The newly published research in Cell reveals why mAbs often form clusters that lead to high viscosity in drug solutions. The research could be a boon for drug companies looking to create a variety of mAb treatments for cancer and autoimmune diseases but where high viscosity hinders their ability to be delivered through thin needles.
mAbs are Y-shaped protein molecules where the tip region of two of their "arms" can be engineered to attack tumor cells without harming surrounding tissue, which makes mAbs less dangerous than standard chemotherapy, researchers said. However, a roadblock in their potential as subcutaneous injections —the preferred delivery technique— is their high viscosity. In solution, some mAbs become so viscous at required high concentrations that they are nearly impossible to inject.
High concentration formulations can also reach high viscosities that make them difficult to manufacture, limit delivery options, or require costly special delivery methods.
MAbs with low enough viscosity can be injected, but pharmaceutical firms still don't know why some other mAbs stick together so tightly that they cannot be injected.

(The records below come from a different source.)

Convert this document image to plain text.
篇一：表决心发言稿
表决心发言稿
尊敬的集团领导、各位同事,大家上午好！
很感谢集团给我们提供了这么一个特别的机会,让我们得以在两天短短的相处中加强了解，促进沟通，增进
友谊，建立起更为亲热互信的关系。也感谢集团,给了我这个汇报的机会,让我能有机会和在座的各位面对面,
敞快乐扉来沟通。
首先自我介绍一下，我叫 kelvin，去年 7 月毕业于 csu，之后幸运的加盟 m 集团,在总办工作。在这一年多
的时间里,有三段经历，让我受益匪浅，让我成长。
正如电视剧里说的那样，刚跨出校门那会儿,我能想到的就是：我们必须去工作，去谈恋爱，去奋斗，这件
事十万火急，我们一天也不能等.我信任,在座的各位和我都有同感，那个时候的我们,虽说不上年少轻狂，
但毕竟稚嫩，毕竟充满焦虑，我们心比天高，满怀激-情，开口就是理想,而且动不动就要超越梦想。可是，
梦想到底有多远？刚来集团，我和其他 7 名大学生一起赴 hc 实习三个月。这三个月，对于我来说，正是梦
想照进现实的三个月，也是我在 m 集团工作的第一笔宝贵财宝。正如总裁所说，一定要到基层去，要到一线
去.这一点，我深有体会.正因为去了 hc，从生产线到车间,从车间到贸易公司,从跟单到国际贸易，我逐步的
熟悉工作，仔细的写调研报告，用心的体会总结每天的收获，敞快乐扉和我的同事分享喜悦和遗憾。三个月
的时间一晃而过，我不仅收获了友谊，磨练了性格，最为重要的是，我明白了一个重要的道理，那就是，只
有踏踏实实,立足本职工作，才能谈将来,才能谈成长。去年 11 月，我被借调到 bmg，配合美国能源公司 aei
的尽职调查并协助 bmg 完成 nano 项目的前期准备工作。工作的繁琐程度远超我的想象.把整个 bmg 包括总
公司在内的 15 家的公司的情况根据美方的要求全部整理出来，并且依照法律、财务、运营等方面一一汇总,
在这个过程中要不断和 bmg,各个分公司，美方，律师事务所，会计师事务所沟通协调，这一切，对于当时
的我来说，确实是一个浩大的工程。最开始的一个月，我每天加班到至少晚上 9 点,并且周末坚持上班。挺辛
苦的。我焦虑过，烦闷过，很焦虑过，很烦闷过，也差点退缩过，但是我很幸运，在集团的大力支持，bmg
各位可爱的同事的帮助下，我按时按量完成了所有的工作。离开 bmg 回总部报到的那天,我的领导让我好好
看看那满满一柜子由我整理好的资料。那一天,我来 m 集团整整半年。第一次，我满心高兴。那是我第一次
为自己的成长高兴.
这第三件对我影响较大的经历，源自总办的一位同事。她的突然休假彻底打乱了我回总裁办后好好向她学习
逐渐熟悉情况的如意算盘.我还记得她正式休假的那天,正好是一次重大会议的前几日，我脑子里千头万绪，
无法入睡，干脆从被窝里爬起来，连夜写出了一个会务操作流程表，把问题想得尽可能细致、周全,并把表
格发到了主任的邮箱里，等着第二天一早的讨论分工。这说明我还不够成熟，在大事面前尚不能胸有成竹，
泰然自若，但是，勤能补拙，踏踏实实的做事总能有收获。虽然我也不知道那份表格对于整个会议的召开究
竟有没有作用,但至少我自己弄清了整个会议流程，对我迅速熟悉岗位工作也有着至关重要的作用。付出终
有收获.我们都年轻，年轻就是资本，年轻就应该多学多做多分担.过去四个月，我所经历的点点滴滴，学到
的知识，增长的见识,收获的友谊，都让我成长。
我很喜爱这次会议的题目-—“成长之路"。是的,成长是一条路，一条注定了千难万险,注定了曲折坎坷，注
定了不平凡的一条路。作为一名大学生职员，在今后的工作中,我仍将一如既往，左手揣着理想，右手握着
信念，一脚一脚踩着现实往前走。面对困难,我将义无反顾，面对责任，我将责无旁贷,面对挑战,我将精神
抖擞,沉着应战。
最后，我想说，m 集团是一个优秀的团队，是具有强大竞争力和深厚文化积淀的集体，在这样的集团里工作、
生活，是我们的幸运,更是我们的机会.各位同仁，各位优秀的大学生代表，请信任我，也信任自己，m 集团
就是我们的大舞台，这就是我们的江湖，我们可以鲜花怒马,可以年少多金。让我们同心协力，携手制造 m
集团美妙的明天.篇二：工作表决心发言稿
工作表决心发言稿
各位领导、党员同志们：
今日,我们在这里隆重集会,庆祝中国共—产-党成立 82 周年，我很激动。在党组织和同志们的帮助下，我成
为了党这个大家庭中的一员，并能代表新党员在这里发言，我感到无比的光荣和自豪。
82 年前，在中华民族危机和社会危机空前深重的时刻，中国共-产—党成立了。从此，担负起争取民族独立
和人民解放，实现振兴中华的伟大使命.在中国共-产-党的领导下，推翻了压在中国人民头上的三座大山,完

The NIST Center for Neutron Research (NCNR), however, is looking to change that as it can take a picture of protein motions at a timescale of less than half a microsecond, which is fast enough to see how they change their orientations and move together in solution.
"When you put these mAbs in water, they twist around and stick to one another. We wanted to explore the fundamentals of viscosity by understanding the molecular structure as it develops, so we can model it better," Yun Liu of the NCNR said, according to NIST.
Neutron Spin Echo Instruments
Using the neutron spin echo instruments at NCNR and Institut Laue-Langevin, scientists from several institutions found out that in the high concentrations, mAbs tend to partner, forming strongly bounded clusters made primarily of two protein molecules at a time, with an arm from one molecule linked by electrical attraction to a different arm on another.
Liu added that understanding the ability of mAbs to stick together allows him and his fellow scientists “to model these protein clusters, so we can do simulations about their behavior based on their sequence. It offers a guide for drug companies to formulate similar types of proteins in the future."